Margo Ryan: Earlier you mentioned non-Aboriginal land use?

Michael Bridges: Yes, there has been considerable European impact on the site. As already mentioned, the Mutawintji region was cleared and used for the pastoral industry from the middle of the nineteenth century. Ruins of several pastoral runs built at this time still remain. Later in the nineteenth century, mining prospectors, searching for silver, lead, gold and copper, frequented Mutawintji. Opals were also sought there, because of an opal mining "rush" at nearby White Cliffs. At this time, Mutawintji became a resting-place on the route between Broken Hill and White Cliffs from the late nineteenth century. In 1905, the Rock Holes Hotel was built close to Mutawintji historic site to accommodate this passing trade.

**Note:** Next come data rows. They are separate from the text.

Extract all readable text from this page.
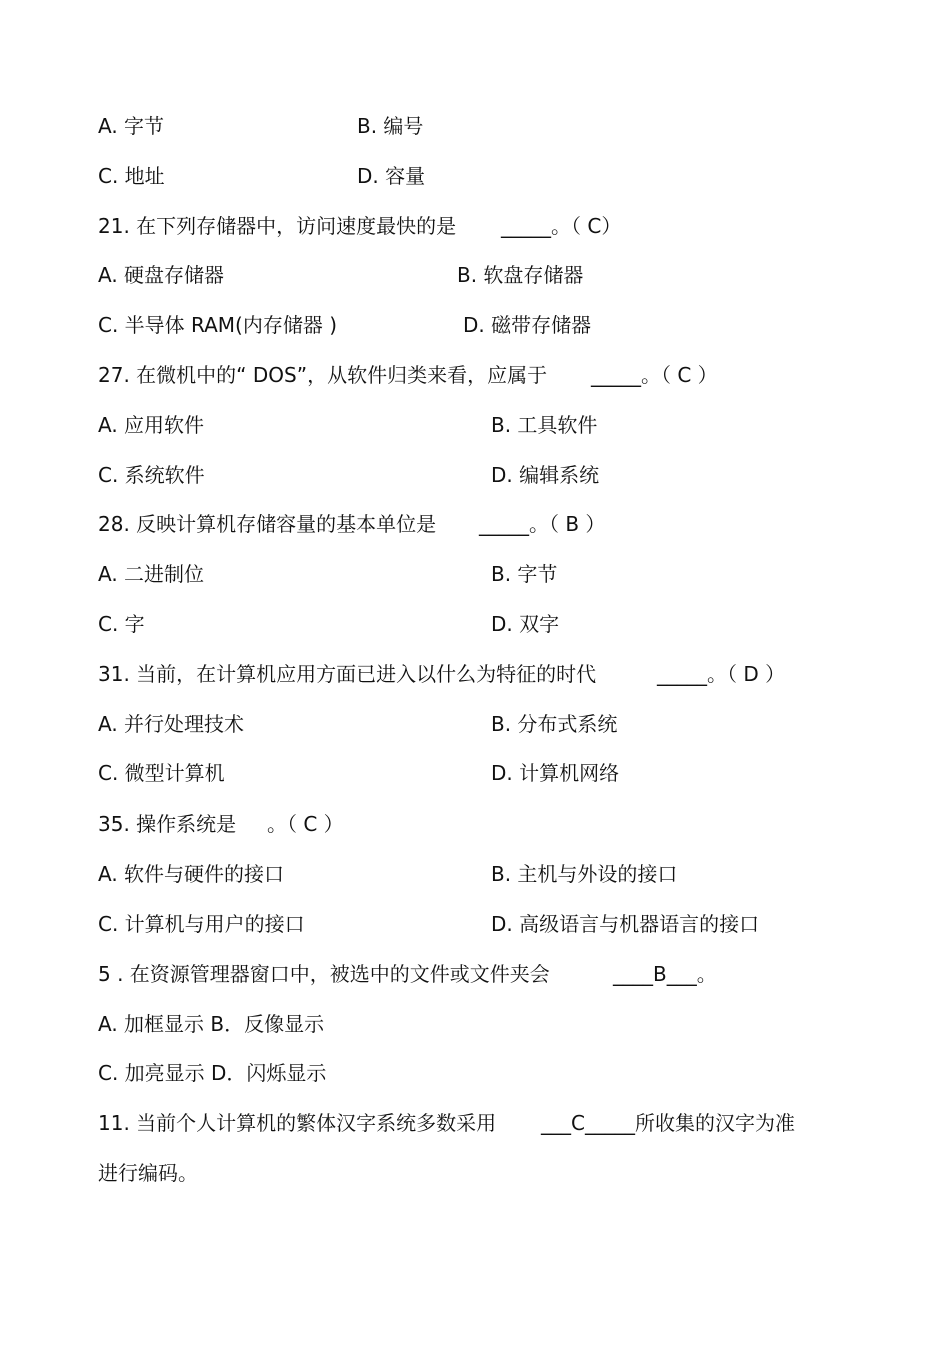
A. 字节	B. 编号
C. 地址	D. 容量
21. 在下列存储器中，访问速度最快的是 _____。（ C）
A. 硬盘存储器	B. 软盘存储器
C. 半导体 RAM(内存储器 )	D. 磁带存储器
27. 在微机中的“ DOS”，从软件归类来看，应属于 _____。（ C ）
A. 应用软件	B. 工具软件
C. 系统软件	D. 编辑系统
28. 反映计算机存储容量的基本单位是 _____。（ B ）
A. 二进制位	B. 字节
C. 字	D. 双字
31. 当前，在计算机应用方面已进入以什么为特征的时代	_____。（ D ）
A. 并行处理技术	B. 分布式系统
C. 微型计算机	D. 计算机网络
35. 操作系统是 。（ C ）
A. 软件与硬件的接口	B. 主机与外设的接口
C. 计算机与用户的接口	D. 高级语言与机器语言的接口
5 . 在资源管理器窗口中，被选中的文件或文件夹会	____B___。
A. 加框显示 B．反像显示
C. 加亮显示 D．闪烁显示
11. 当前个人计算机的繁体汉字系统多数采用 ___C_____所收集的汉字为准
进行编码。
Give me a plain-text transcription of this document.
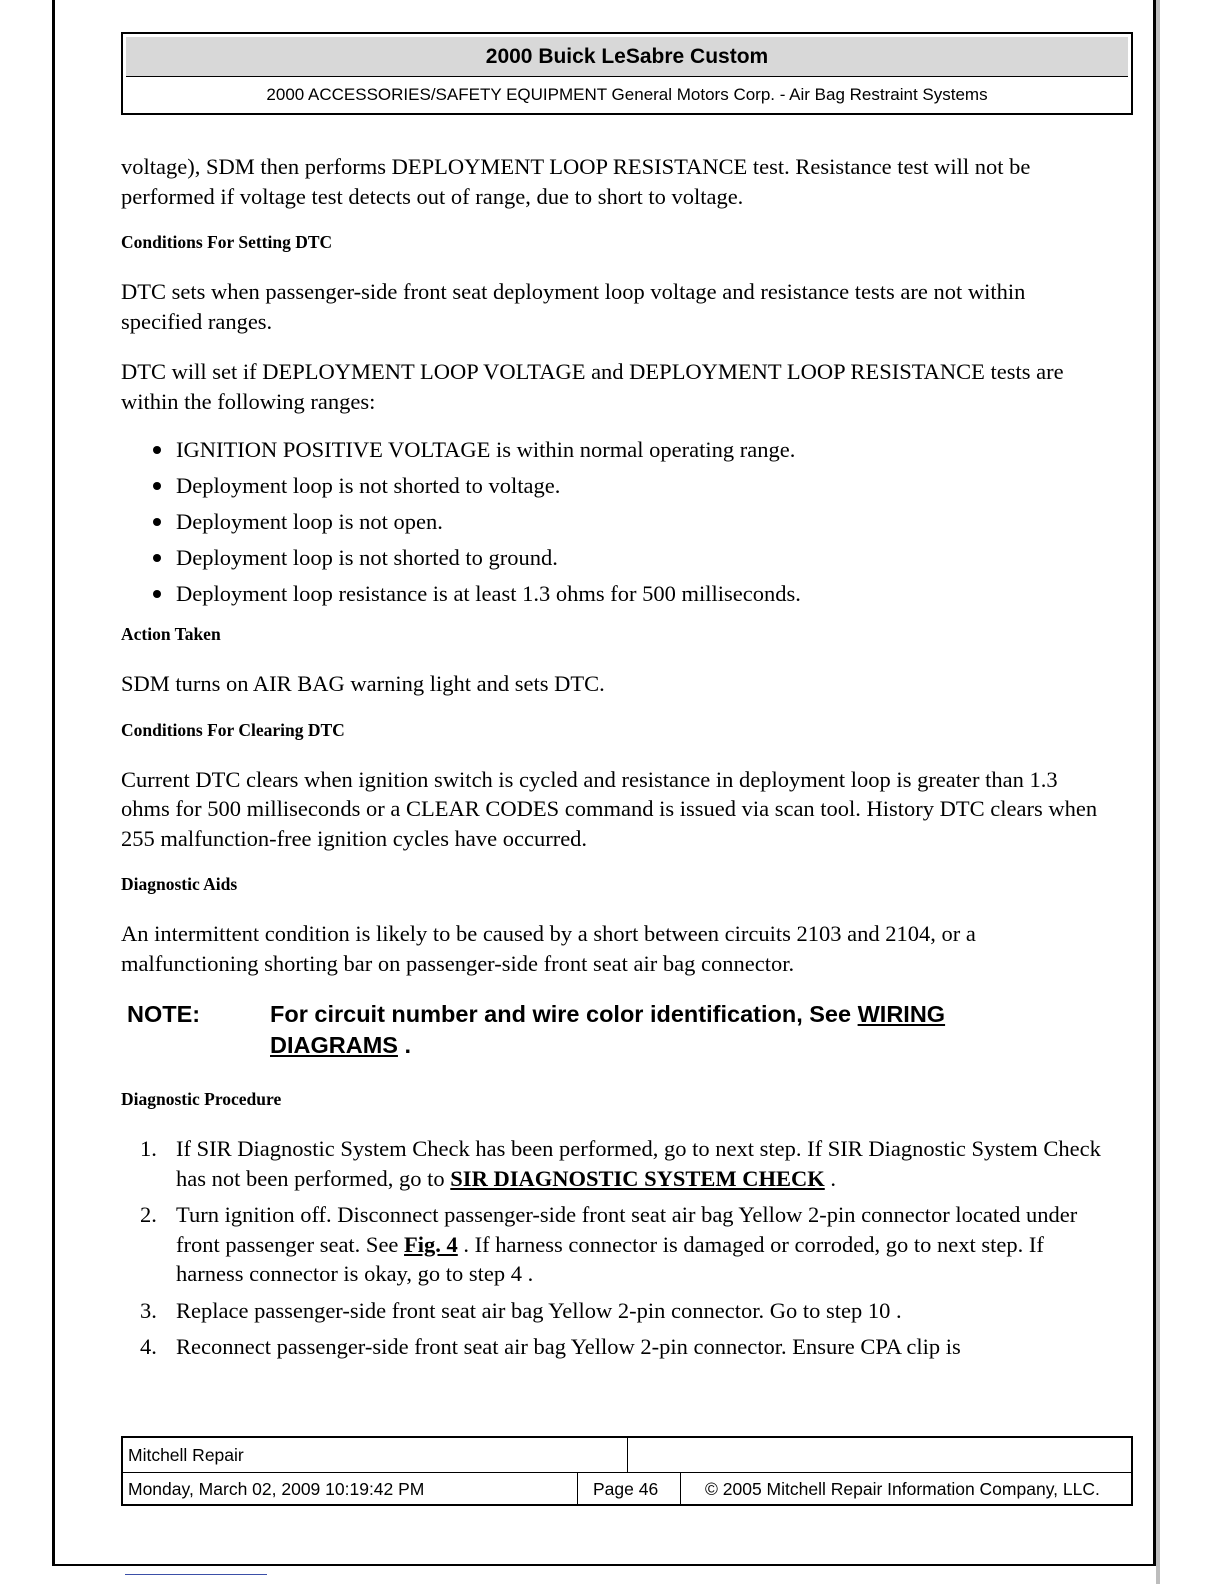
2000 Buick LeSabre Custom
2000 ACCESSORIES/SAFETY EQUIPMENT General Motors Corp. - Air Bag Restraint Systems

voltage), SDM then performs DEPLOYMENT LOOP RESISTANCE test. Resistance test will not be performed if voltage test detects out of range, due to short to voltage.

Conditions For Setting DTC

DTC sets when passenger-side front seat deployment loop voltage and resistance tests are not within specified ranges.

DTC will set if DEPLOYMENT LOOP VOLTAGE and DEPLOYMENT LOOP RESISTANCE tests are within the following ranges:

IGNITION POSITIVE VOLTAGE is within normal operating range.
Deployment loop is not shorted to voltage.
Deployment loop is not open.
Deployment loop is not shorted to ground.
Deployment loop resistance is at least 1.3 ohms for 500 milliseconds.
Action Taken

SDM turns on AIR BAG warning light and sets DTC.

Conditions For Clearing DTC

Current DTC clears when ignition switch is cycled and resistance in deployment loop is greater than 1.3 ohms for 500 milliseconds or a CLEAR CODES command is issued via scan tool. History DTC clears when 255 malfunction-free ignition cycles have occurred.

Diagnostic Aids

An intermittent condition is likely to be caused by a short between circuits 2103 and 2104, or a malfunctioning shorting bar on passenger-side front seat air bag connector.

NOTE:	For circuit number and wire color identification, See WIRING DIAGRAMS .
Diagnostic Procedure
1. If SIR Diagnostic System Check has been performed, go to next step. If SIR Diagnostic System Check has not been performed, go to SIR DIAGNOSTIC SYSTEM CHECK .
2. Turn ignition off. Disconnect passenger-side front seat air bag Yellow 2-pin connector located under front passenger seat. See Fig. 4 . If harness connector is damaged or corroded, go to next step. If harness connector is okay, go to step 4 .
3. Replace passenger-side front seat air bag Yellow 2-pin connector. Go to step 10 .
4. Reconnect passenger-side front seat air bag Yellow 2-pin connector. Ensure CPA clip is
Mitchell Repair
Monday, March 02, 2009 10:19:42 PM	Page 46	© 2005 Mitchell Repair Information Company, LLC.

Margo Ryan: Can you tell me how Mutawintji became a National Park?

Michael Bridges: In 1925, rockart at Mutawintji came to the attention of the Field Naturalists Club of Broken Hill. Two years later, "Mootwingee Historic Site" was declared a crown land reserve for the protection of Aboriginal sites. Mootwingee Historic Site was permanently reserved under the control of the National Parks and Wildlife Service (NPWS) in 1967, while Coturaundee Nature Reserve was gazetted in 1972 as a nature reserve for the protection of yellow-footed rock wallabies. 1982 saw the National Parks and Wildlife Service purchasing Gnalta and Mootwingee sheep stations, which were added to the Mootwingee historic site to create Mootwingee National Park. By late 1983, local Aboriginal people were dissatisfied with how the park was being run and were keen to have more involvement in its management. In response, the park was blockaded and prospective visitors were turned away. Exactly fifteen years after the blockade, in September 1998, Mootwingee National Park was handed back to the local Aboriginal land council. At this point, the spelling of the park reverted to its preferred spelling and pronunciation of Mutawintji National Park. Subsequently, Mutawintji National Park was leased to the State Government, to be managed by a committee made up of representatives from NPWS, Mutawintji Land Council, Broken Hill Council and local landowners.